The solution is then placed in a separatory funnel so that it divides into the aqueous layer containing concentrated hydrochloric acid and zinc chloride and the organic layer that contains the chlorocyclohexane.

The organic layer is dried with sodium bisulfite to remove traces of acid, unreacted cyclohexanol, and water (Yanza, 2014). Sodium bisulfite is used to dry the product because the presence of water can revert it back to cyclohexanol if the chlorine atom becomes a leaving group thus creating a carbocation and the oxygen atom of water attacks the carbocation, or it can revert it back to cyclohexene is the oxygen atom of water attacks the proton on the adjacent carbon to the carbocation. The removal of water prevents the formation of a nucleophile so that it doesn’t attack the carbocation or the proton of the adjacent carbon.

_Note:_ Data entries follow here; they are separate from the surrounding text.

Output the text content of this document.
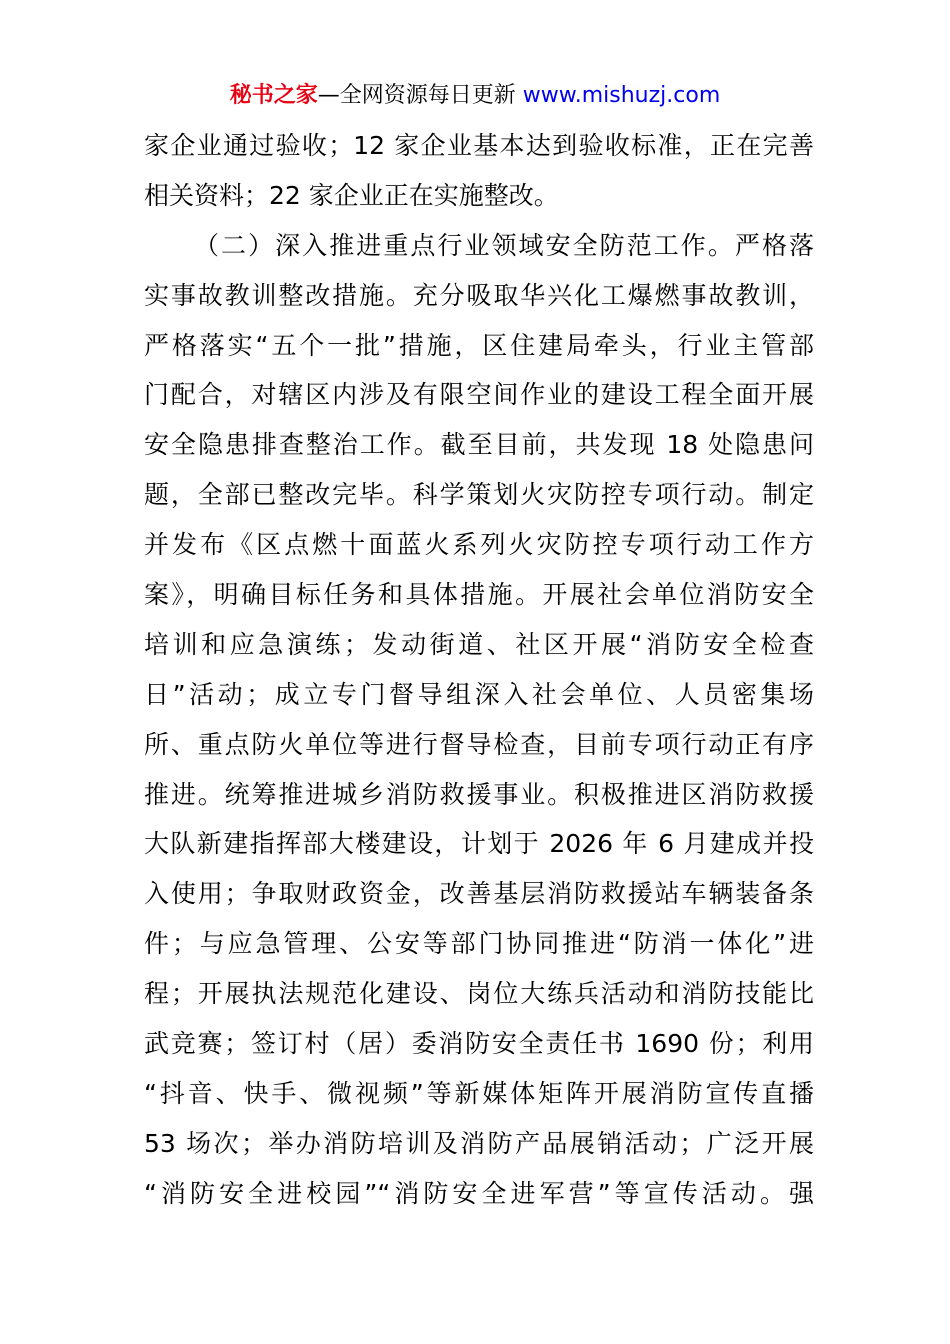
秘书之家—全网资源每日更新 www.mishuzj.com
家企业通过验收；12 家企业基本达到验收标准，正在完善
相关资料；22 家企业正在实施整改。
（二）深入推进重点行业领域安全防范工作。严格落
实事故教训整改措施。充分吸取华兴化工爆燃事故教训，
严格落实“五个一批”措施，区住建局牵头，行业主管部
门配合，对辖区内涉及有限空间作业的建设工程全面开展
安全隐患排查整治工作。截至目前，共发现 18 处隐患问
题，全部已整改完毕。科学策划火灾防控专项行动。制定
并发布《区点燃十面蓝火系列火灾防控专项行动工作方
案》，明确目标任务和具体措施。开展社会单位消防安全
培训和应急演练；发动街道、社区开展“消防安全检查
日”活动；成立专门督导组深入社会单位、人员密集场
所、重点防火单位等进行督导检查，目前专项行动正有序
推进。统筹推进城乡消防救援事业。积极推进区消防救援
大队新建指挥部大楼建设，计划于 2026 年 6 月建成并投
入使用；争取财政资金，改善基层消防救援站车辆装备条
件；与应急管理、公安等部门协同推进“防消一体化”进
程；开展执法规范化建设、岗位大练兵活动和消防技能比
武竞赛；签订村（居）委消防安全责任书 1690 份；利用
“抖音、快手、微视频”等新媒体矩阵开展消防宣传直播
53 场次；举办消防培训及消防产品展销活动；广泛开展
“消防安全进校园”“消防安全进军营”等宣传活动。强
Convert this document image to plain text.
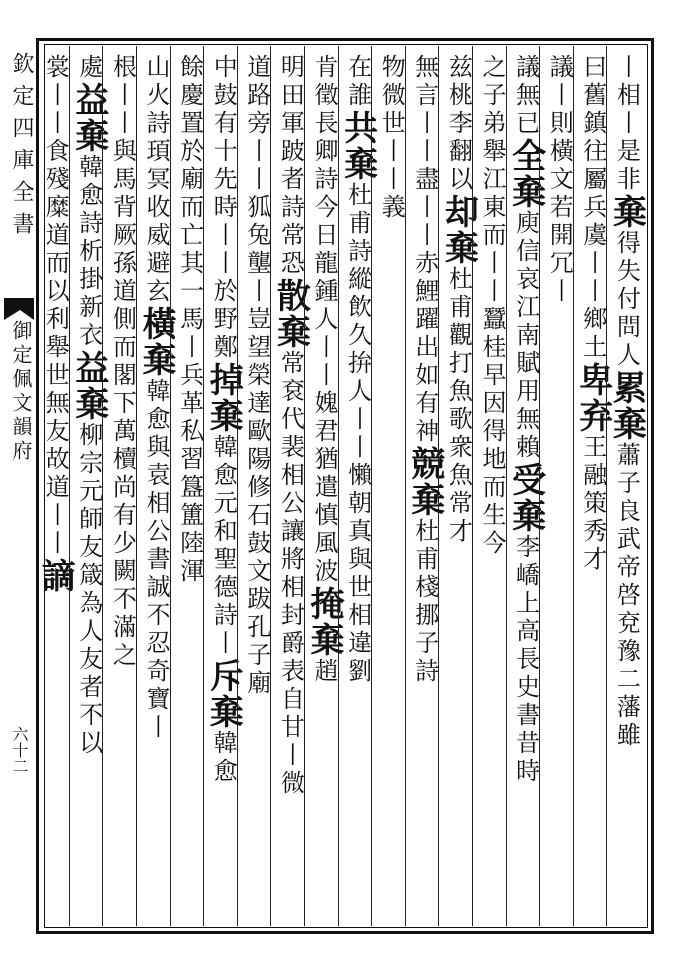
欽定四庫全書
御定佩文韻府
六十二
丨相丨是非棄得失付問人累棄蕭子良武帝啓兗豫二藩雖
曰舊鎮往屬兵虞丨丨鄉土卑弃王融策秀才
議丨則橫文若開冗丨
議無已全棄庾信哀江南賦用無賴受棄李嶠上高長史書昔時
之子弟舉江東而丨丨蠶桂早因得地而生今
兹桃李翻以却棄杜甫觀打魚歌衆魚常才
無言丨丨盡丨丨赤鯉躍出如有神競棄杜甫棧挪子詩
物微世丨丨義
在誰共棄杜甫詩縱飲久拚人丨丨懶朝真與世相違劉
肯徵長卿詩今日龍鍾人丨丨媿君猶遣慎風波掩棄趙
明田軍跛者詩常恐散棄常袞代裴相公讓將相封爵表自甘丨微
道路旁丨丨狐兔壟丨豈望榮達歐陽修石鼓文跋孔子廟
中鼓有十先時丨丨於野鄭掉棄韓愈元和聖德詩丨斥棄韓愈
餘慶置於廟而亡其一馬丨兵革私習簋簠陸渾
山火詩頊冥收威避玄橫棄韓愈與袁相公書誠不忍奇寶丨
根丨丨與馬背厥孫道側而閣下萬櫝尚有少闕不滿之
處益棄韓愈詩析掛新衣益棄柳宗元師友箴為人友者不以
裳丨丨食殘糜道而以利舉世無友故道丨丨謫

The aqueous layer has to be drained before adding sodium bisulfite to the organic layer in order to separate the hydrochloric acid and the zinc chloride from the organic layer more efficiently instead of drying out the entire volume of the aqueous layer using sodium bisulfite. Upon the addition of sodium bisulfite, sulfur dioxide is formed.

The qualitative test that can be used to verify the presence of chlorocyclohexane is the alcoholic silver nitrate test because it detects the presence of haloalkanes, acyl halides, and organic ammonium halides. A positive test means the formation of insoluble silver halides. The presence of cyclohexanol can be verified using the chromic acid test, which determines the presence of primary and secondary alcohols, and the Lucas test, which determines the presence of tertiary and secondary alcohols. If the product is positive for both it means that the secondary alcohol is determined in the cyclohexanol. For the chromic acid test, a positive test result is the formation of green precipitate and for the Lucas test, the formation of the secondary phase.